Obviously, this approach lacked scalability – this was before tech companies outsourced its workforce overseas – so it wasn’t long before Google came up with a scalable search engine based not only on algorithmically determined popularity (Page Rank) but also on the efforts of domain holders to optimize search through SEO. Advertising (and God knows what else) later played and still plays a major role in what results show up first when you conduct a search.
Five years ago, Seymour Rubinstein, whose company launched the first commercially successful word processor, WordStar, in 1979, hired me to position and publicize Webthresher, a search engine he’d been working on for more than a decade. He claimed Webthresher could find more relevant information by scraping other search engines, which you could select, and by using a patented algorithm that identified significance by word length. Basically, the shorter the word, the less relevant.
Webthresher has not yet made it to the commercial stage although it still promises features like complete privacy, and the ability to cache searches into personal files as well as to present an automated synopsis of web sites alongside an index of other possibly related sites.
Taking a different approach is the Internet Archive’s Wayback Machine, developed ten years ago to capture and curate the millions of web sites that might otherwise disappear, as did the Supreme Court opinions at one point. Until now, the Wayback Machine was sourced by researchers, techies, and academics who had to know the exact URL they were seeking in order to conduct a search.
As of October 26, at the Internet Archive’s 20th anniversary celebration at its headquarters in the Richmond district of San Francisco, Brewster Kahle, founder and chief librarian, demonstrated how to search for sites – including one million Wikipedia sites whose broken links were restored by the Archive -- by using common words. Searches are totally ad free and so is use of the Wayback Machine.

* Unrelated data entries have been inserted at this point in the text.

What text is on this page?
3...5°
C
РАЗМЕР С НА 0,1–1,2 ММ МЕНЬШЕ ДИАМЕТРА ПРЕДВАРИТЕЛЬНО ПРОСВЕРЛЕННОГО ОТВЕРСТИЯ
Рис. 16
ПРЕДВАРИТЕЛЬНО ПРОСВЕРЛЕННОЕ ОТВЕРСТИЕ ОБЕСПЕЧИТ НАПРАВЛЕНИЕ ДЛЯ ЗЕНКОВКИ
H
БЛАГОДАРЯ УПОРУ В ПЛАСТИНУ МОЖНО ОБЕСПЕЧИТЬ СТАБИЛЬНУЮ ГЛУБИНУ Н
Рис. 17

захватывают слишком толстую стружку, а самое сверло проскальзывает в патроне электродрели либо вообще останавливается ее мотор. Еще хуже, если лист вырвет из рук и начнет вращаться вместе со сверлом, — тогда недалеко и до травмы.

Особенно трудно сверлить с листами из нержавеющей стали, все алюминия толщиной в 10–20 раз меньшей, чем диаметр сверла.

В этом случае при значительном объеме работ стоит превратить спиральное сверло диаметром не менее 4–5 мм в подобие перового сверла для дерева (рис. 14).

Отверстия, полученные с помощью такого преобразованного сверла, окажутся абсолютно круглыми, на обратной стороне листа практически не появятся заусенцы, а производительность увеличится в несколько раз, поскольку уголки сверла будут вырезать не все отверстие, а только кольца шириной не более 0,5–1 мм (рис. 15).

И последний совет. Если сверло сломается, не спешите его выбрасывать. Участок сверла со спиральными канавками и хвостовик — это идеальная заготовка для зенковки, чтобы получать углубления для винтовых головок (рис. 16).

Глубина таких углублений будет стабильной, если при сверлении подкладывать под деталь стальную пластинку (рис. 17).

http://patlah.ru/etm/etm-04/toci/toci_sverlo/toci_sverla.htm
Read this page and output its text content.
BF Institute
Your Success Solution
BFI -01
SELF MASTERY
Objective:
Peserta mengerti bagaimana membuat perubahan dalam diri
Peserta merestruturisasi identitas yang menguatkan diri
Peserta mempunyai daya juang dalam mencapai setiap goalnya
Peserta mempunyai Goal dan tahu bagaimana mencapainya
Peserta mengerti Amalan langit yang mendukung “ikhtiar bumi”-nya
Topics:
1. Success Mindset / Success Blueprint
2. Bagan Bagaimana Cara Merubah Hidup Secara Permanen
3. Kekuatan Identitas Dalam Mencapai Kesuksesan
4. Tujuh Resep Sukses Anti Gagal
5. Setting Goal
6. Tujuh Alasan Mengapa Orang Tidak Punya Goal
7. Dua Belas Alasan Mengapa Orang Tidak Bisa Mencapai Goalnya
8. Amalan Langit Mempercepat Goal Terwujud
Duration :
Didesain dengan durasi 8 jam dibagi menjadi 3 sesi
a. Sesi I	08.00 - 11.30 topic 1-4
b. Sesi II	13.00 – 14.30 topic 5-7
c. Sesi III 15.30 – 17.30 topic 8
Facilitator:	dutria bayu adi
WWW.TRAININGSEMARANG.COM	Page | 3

The archive is a nonprofit, initially funded by Kahle, who sold his company, Alexa, to Amazon in 1996 for $400 million in stock options. The Archive – which employs 200 people at centers around the world -- is now funded by federal grants and private philanthropies as well as by the people who use it.
The Internet Archive does not like to describe its Wayback Machine as a search engine. It’s true, it’s no replacement for Google if you want to find up-to-date information. But as an engine for searching web sites of the past – such as GIFs on GeoCities and games like the Oregon Trail and recordings of famous speeches as well as music and actual newspaper articles, the Internet Archive’s Wayback Machine is fulfilling its original mission to save, curate, and provide easy access to the world’s knowledge and culture.